Ilustrasi: desasangeh.badungkab.go.id |
Muda-mudi
Bali belakangan begitu antusias menyambut hari raya Siwaratri yang dirayakan
pada purwanining atau sehari sebelum Tilem Kapitu. Mereka ramai-ramai datang ke
pura untuk melakukan persembahyangan, juga ada yang melakukan pakemitan dan
melakukan jagra atau tidak tidur seharian.
Saat
malam Siwaratri ini dipercaya sebagai malam yang paling gelap dan merupakan
payogan Dewa Siwa. Banyak orang yang mengatakan jika malam ini adalah malam
peleburan dosa. Benarkah? Lalu apa yang mesti umat lakukan untuk merayakannya?
Dalam
kakawin Siwaratri Kalpa karya Mpu Tan Akung dikisahkan tentang seorang pemburu
yang bernama Lubdaka. Saat berburu di tengah hutan ia tak menyadari jika hari
sudah malam. Saat malam perlahan menyelimuti seisi hutan, Lubdaka mulai ketakutan.
Apalagi
di hutan banyak binatang buas, sehingga ia memutuskan untuk naik ke pohon bila
yang berada di atas sebuah kolam. Takut jika ia ketiduran dan jatuh, dirinya
pun memetik daun bila satu persatu untuk mengusir rasa kantuknya. Daun bila itu
jatuh dan menimpa lingga Dewa Siwa.
Saat
meninggal, karena ia berdosa telah membunuh binatang ketika berburu, atmanya
segera dibawa ke neraka. Namun saat yang sama datanglah Dewa Siwa dan ia dibawa
ke Siwa Loka. Karena itulah, kini banyak yang percaya jika merayakan Siwaratri,
maka segala dosanya akan teruwat.
Menurut
Wakil Ketua PHDI Bali, Pinandita Ketut Pasek Swastika, Siwaratri yang
dilaksanakan pada hakikatnya adalah Namasmaranam pada Nama Siwa, yang
artinya selalu mengingat dan memuja Siwa dalam upaya melenyapkan
segala kegelapan batin. Ia mengatakan, keutamaan Siwaratri ini
diuraikan dalam kitab-kitab Purana yaitu Siwa Purana, Skanda Purana,
Garuda Purana dan Padma Purana.
Menurut
Swastika, ada tiga brata Siwaratri yang hendaknya dilaksanakan umat
berdasarkan purana itu yakni upawasa, mona brata dan jagra. Brata upwasa dan
monabrata ini dilaksanakan selama 24 jam mulai dari pukul 06.00 hingga pukul
06.00 keesokan harinya. Sementara untuk jagra dilaksanakan selama 36 jam yakni
hingga pukul 18.00 keesokan harinya.
Upawasa
yaitu tidak makan maupun minum. Indria dilatih untuk melepaskan kenikmatan
makanan berpantang terhadap makanan, melatih untuk tidak terikat dengan
kelezatan makanan sebagai bentuk melatih pengendalian indria-indria
duniawi.
Selain
upawasa juga melakukan mona brata atau tidak berbicara. Mona brata ini
bertujuan melatih diri dalam hal bicara agar terbiasa bicara dengan penuh
pengendalian sehingga tidak keluar ucapan-ucapan yang tidak patut diucapkan.

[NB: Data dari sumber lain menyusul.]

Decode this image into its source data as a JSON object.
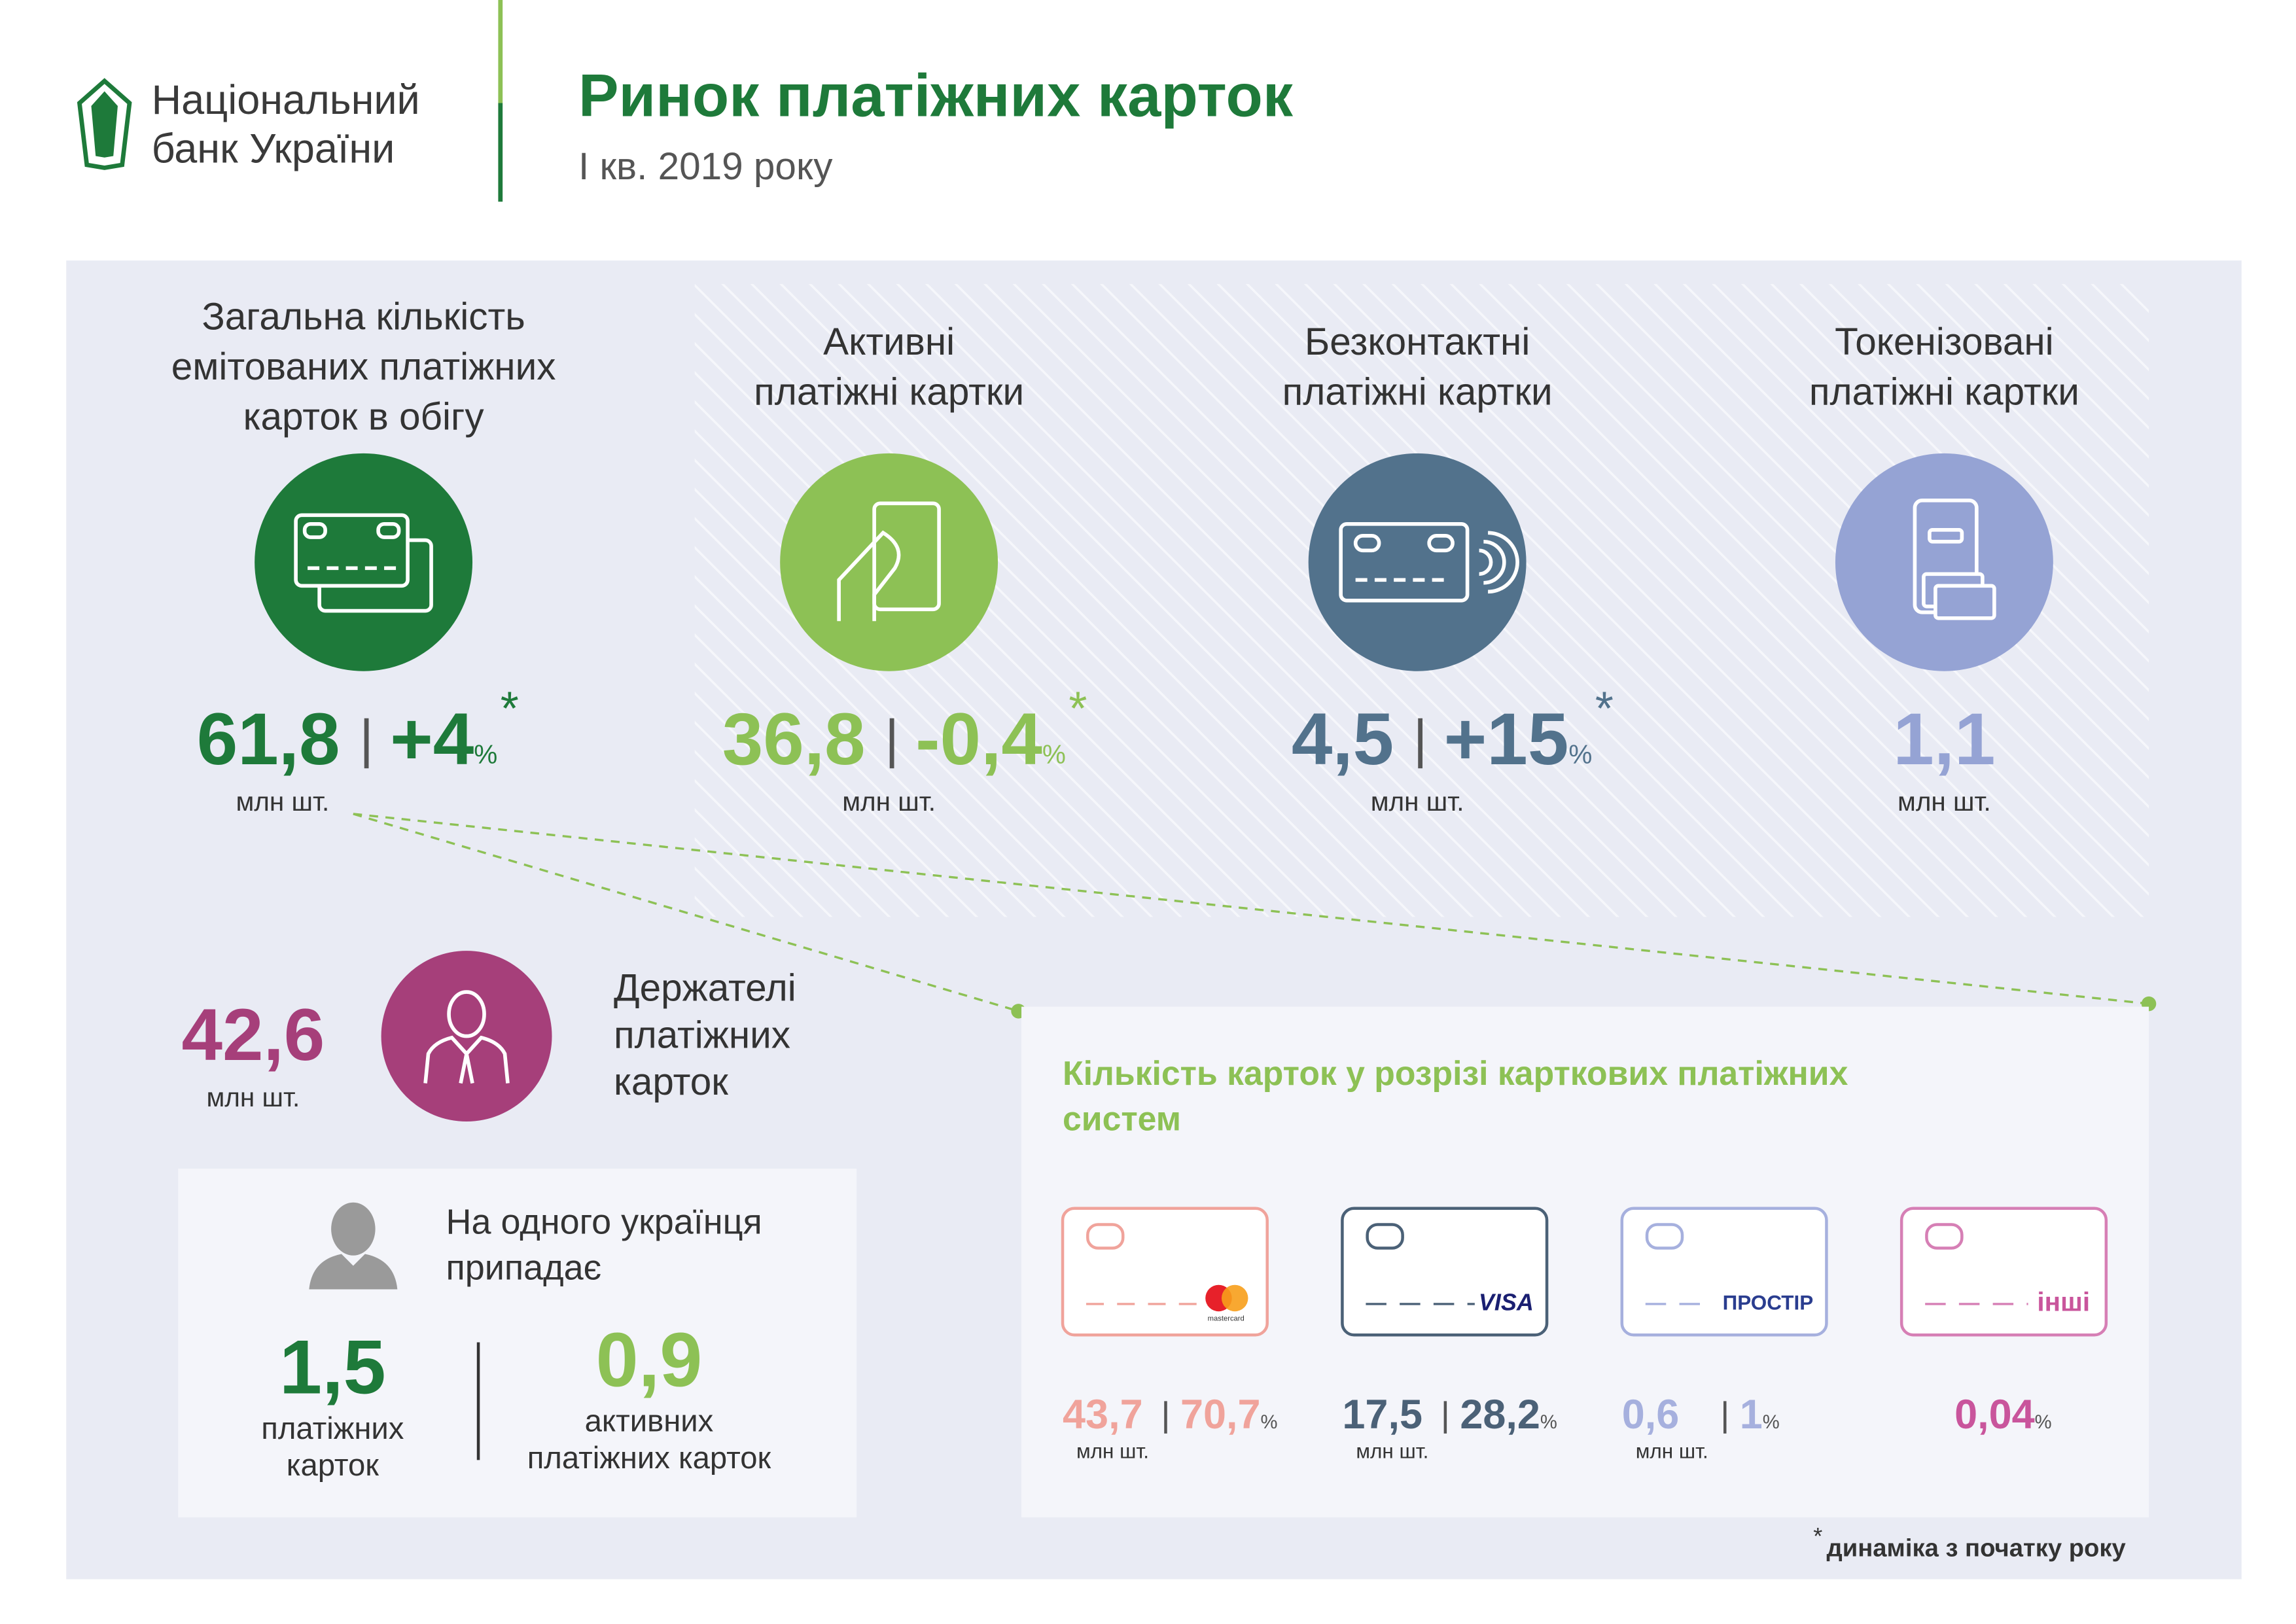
{
  "header": {
    "logo_lines": [
      "Національний",
      "банк України"
    ],
    "title": "Ринок платіжних карток",
    "subtitle": "I кв. 2019 року"
  },
  "cards": [
    {
      "label_lines": [
        "Загальна кількість",
        "емітованих платіжних",
        "карток в обігу"
      ],
      "value": "61,8",
      "change": "+4",
      "change_unit": "%",
      "note": "*",
      "unit": "млн шт."
    },
    {
      "label_lines": [
        "Активні",
        "платіжні картки"
      ],
      "value": "36,8",
      "change": "-0,4",
      "change_unit": "%",
      "note": "*",
      "unit": "млн шт."
    },
    {
      "label_lines": [
        "Безконтактні",
        "платіжні картки"
      ],
      "value": "4,5",
      "change": "+15",
      "change_unit": "%",
      "note": "*",
      "unit": "млн шт."
    },
    {
      "label_lines": [
        "Токенізовані",
        "платіжні картки"
      ],
      "value": "1,1",
      "unit": "млн шт."
    }
  ],
  "holders": {
    "value": "42,6",
    "unit": "млн шт.",
    "label_lines": [
      "Держателі",
      "платіжних",
      "карток"
    ]
  },
  "per_capita": {
    "heading_lines": [
      "На одного українця",
      "припадає"
    ],
    "items": [
      {
        "value": "1,5",
        "label_lines": [
          "платіжних",
          "карток"
        ]
      },
      {
        "value": "0,9",
        "label_lines": [
          "активних",
          "платіжних карток"
        ]
      }
    ]
  },
  "systems": {
    "title_lines": [
      "Кількість карток у розрізі карткових платіжних",
      "систем"
    ],
    "items": [
      {
        "logo": "mastercard",
        "value": "43,7",
        "share": "70,7",
        "share_unit": "%",
        "unit": "млн шт."
      },
      {
        "logo": "VISA",
        "value": "17,5",
        "share": "28,2",
        "share_unit": "%",
        "unit": "млн шт."
      },
      {
        "logo": "ПРОСТІР",
        "value": "0,6",
        "share": "1",
        "share_unit": "%",
        "unit": "млн шт."
      },
      {
        "logo": "інші",
        "share": "0,04",
        "share_unit": "%"
      }
    ]
  },
  "footnote": {
    "mark": "*",
    "text": "динаміка з початку року"
  }
}
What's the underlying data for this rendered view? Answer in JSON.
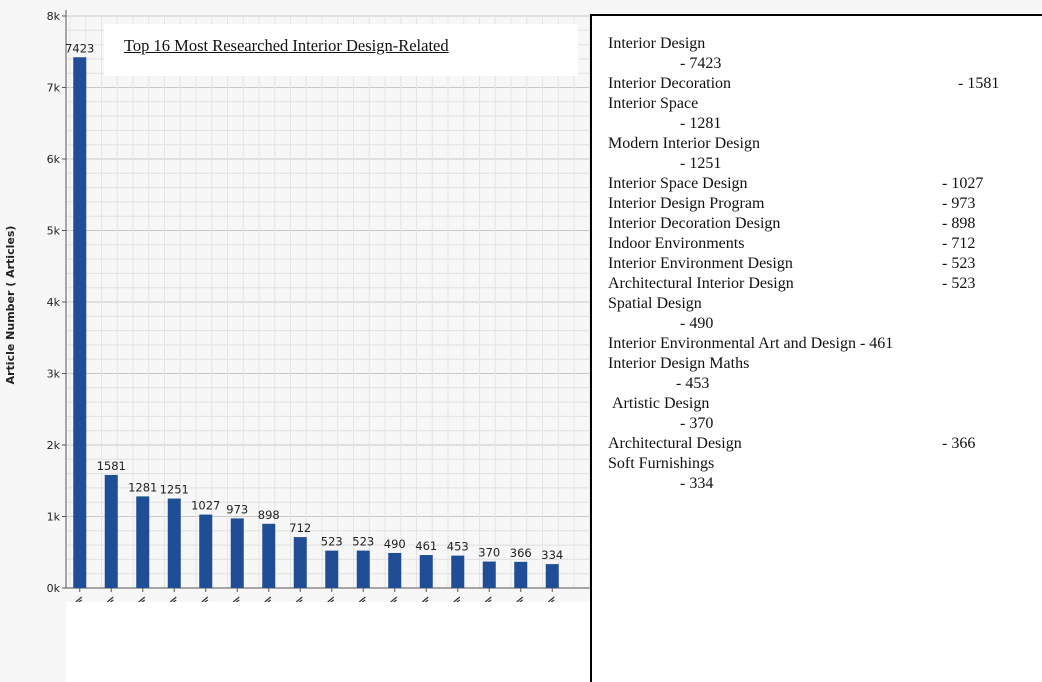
{
  "chart_data": {
    "type": "bar",
    "title": "Top 16 Most Researched Interior Design-Related",
    "ylabel": "Article Number ( Articles)",
    "ylim": [
      0,
      8000
    ],
    "yticks": [
      "0k",
      "1k",
      "2k",
      "3k",
      "4k",
      "5k",
      "6k",
      "7k",
      "8k"
    ],
    "grid": true,
    "color": "#1f4e96",
    "categories": [
      "Interior Design",
      "Interior Decoration",
      "Interior Space",
      "Modern Interior Design",
      "Interior Space Design",
      "Interior Design Program",
      "Interior Decoration Design",
      "Indoor Environments",
      "Interior Environment Design",
      "Architectural Interior Design",
      "Spatial Design",
      "Interior Environmental Art and Design",
      "Interior Design Maths",
      "Artistic Design",
      "Architectural Design",
      "Soft Furnishings"
    ],
    "values": [
      7423,
      1581,
      1281,
      1251,
      1027,
      973,
      898,
      712,
      523,
      523,
      490,
      461,
      453,
      370,
      366,
      334
    ],
    "data_labels": [
      "7423",
      "1581",
      "1281",
      "1251",
      "1027",
      "973",
      "898",
      "712",
      "523",
      "523",
      "490",
      "461",
      "453",
      "370",
      "366",
      "334"
    ]
  },
  "legend": {
    "items": [
      {
        "name": "Interior Design",
        "value": "- 7423"
      },
      {
        "name": "Interior Decoration",
        "value": "- 1581"
      },
      {
        "name": "Interior Space",
        "value": "- 1281"
      },
      {
        "name": "Modern Interior Design",
        "value": "- 1251"
      },
      {
        "name": "Interior Space Design",
        "value": "- 1027"
      },
      {
        "name": "Interior Design Program",
        "value": "- 973"
      },
      {
        "name": "Interior Decoration Design",
        "value": "- 898"
      },
      {
        "name": "Indoor Environments",
        "value": "- 712"
      },
      {
        "name": "Interior Environment Design",
        "value": "- 523"
      },
      {
        "name": "Architectural Interior Design",
        "value": "- 523"
      },
      {
        "name": "Spatial Design",
        "value": "- 490"
      },
      {
        "name": "Interior Environmental Art and Design",
        "value": "- 461"
      },
      {
        "name": "Interior Design Maths",
        "value": "- 453"
      },
      {
        "name": "Artistic Design",
        "value": "- 370"
      },
      {
        "name": "Architectural Design",
        "value": "- 366"
      },
      {
        "name": "Soft Furnishings",
        "value": "- 334"
      }
    ]
  }
}
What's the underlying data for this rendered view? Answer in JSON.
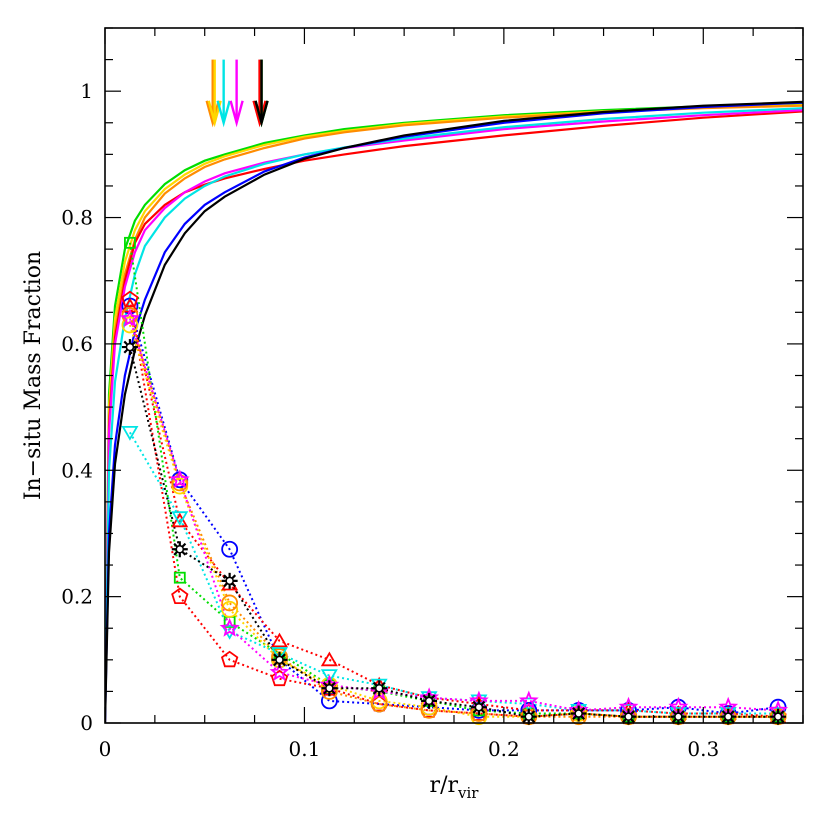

"Mona adalah melatih pembicaraan pada diri sendiri dengan merenungkan
kesucian. Mona Brata biasa dilaksanakan secara total mulai pagi hari hingga
sore hari," katanya.
Dan
brata ketiga yakni jagra atau sadar, dimana umat selalu menjaga kesadaran
buddhi. Ia mengatakan, menjaga kesadaran yang dimaksudkan yakni agar
selalu mengarah pada Sang Pencipta. "Dalam upaya menjaga kesadaran inilah
mereka yang totalitas melaksanakan Brata Mahasiwaratri biasanya pada malam
harinya melakukan Japa Seribu Nama Siwa atau men-Japa-kan nama-nama Siwa yang
jumlahnya seribu," katanya.
Sementara
itu, dikutip dari babadbali.com saat
Siwaratri umat Hindu melaksanakan kegiatan untuk penyucian diri, pembuatan
pikiran ke hadapan Sang Hyang Siwa, dalam usaha menimbulkan kesadaran
diri yang dilakukan dengan melaksanakan brata berupa upawasa, monabrata
dan jagra. Siwaratri juga disebut hari suci pajagran.
Disebutkan
bahwa brata dari Siwaratri yang utama yakni melaksanakan mona brata, upawasa,
dan jagra. Pada tingkatan madya yakni upawasa dan jagra, sedangkan untuk brata
yang nista yaitu hanya dengan melaksanakan jagra.
Adapun
tata cara pelaksanaan upacara Siwaratri yaitu Sang Sadhaka melaksanakan hal
yang sesuai dengan dharmaning kawikon, sedangkan jika walaka, didahului dengan
melaksanakan sucilaksana (mapaheningan) pada pagi hari. Urutannya yakni dengan
maprayascita, ngaturang banten pajati di Sanggar Surya, sembahyang kehadapan
leluhur, ngaturang banten pajati ke hadapan Sang Hyang Siwa di Sanggar Tutuan
atau Palinggih Padma atau pada Piasan di Pamerajan atau Sanggah.
Setelah
sembahyang dilanjutkan dengan nunas tirta pakuluh, dan terakhir masegeh di
bawah di hadapan Sanggar Surya serta ditutup dengan melaksanakan dana punia.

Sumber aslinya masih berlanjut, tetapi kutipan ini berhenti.